Getting up, he heads towards the downstairs door and goes down, accidentally- or may not- slamming the door behind him.

I startle from the slamming door echoing through the house. It reminds me of Mo- slamming doors as he disappeared in a drunken rage. A tear slides down my cheek at all the memories flooding back to me and I get up and go stand next to the basement door. I listen quietly and all I can hear is him pacing back and forth down there and breathing heavily. He's been having mood swings lately- partly because he's upset Stauton out a feeding tube in his stomach and partly because the champ and radiation are taking their toll on him. The last few days, he's had tiny tantrums with staff and short fuses with people at stores. But he has yet to have a tantrum with me.

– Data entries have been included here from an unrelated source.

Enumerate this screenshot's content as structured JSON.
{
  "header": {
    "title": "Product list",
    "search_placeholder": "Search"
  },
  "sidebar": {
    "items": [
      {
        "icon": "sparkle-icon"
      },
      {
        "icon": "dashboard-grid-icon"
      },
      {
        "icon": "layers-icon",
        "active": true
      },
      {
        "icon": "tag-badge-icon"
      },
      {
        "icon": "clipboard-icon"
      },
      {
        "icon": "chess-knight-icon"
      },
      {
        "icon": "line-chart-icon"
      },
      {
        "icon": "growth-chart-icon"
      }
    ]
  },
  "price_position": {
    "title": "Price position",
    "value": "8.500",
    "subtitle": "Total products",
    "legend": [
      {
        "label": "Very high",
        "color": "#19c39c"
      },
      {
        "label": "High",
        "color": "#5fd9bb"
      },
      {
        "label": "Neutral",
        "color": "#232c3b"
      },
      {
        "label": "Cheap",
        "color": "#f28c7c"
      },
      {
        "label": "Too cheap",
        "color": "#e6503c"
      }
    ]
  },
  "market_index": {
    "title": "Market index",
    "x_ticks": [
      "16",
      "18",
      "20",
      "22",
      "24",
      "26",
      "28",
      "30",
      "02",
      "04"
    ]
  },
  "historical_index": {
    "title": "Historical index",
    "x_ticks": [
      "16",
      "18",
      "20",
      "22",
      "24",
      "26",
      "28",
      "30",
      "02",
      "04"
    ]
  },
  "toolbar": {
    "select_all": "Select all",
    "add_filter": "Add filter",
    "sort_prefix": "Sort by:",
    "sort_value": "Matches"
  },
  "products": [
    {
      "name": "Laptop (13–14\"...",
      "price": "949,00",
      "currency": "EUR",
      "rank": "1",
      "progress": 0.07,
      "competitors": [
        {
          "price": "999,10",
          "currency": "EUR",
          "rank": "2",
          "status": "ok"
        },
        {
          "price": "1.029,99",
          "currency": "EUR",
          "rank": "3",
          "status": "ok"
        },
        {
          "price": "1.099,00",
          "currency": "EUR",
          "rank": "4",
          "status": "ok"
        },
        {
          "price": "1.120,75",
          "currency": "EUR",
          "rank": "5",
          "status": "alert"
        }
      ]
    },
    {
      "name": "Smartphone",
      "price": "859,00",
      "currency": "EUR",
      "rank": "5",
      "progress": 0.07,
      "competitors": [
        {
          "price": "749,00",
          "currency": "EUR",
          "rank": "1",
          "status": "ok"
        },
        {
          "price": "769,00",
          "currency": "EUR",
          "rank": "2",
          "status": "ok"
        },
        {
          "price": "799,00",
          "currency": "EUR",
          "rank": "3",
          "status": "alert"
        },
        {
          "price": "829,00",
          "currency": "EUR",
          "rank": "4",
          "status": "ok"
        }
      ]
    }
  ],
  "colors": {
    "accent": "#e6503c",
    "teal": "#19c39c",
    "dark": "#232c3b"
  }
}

I don't know if it's because he doesn't want to scare me or if he doesn't have a problem with me.

Whatever the case, he's having one now and I'm contemplating going down there and trying to talk to him- or if I should just leave him be for a bit and hope he comes out in a better mood.

Putting in the pizza, I pull out the Christmas decorations from the den and untangle the lights.

I haven't celebrated Christmas in my home in years. Mo never celebrated the holiday- but helped me decorate regardless. After the third year of him drunkenly attacking me and strangling me with the Christmas lights one year- I never decorated again. Even after he died I found it pointless and a sad reminder. Why would I decorate when it's just me? What would be the point?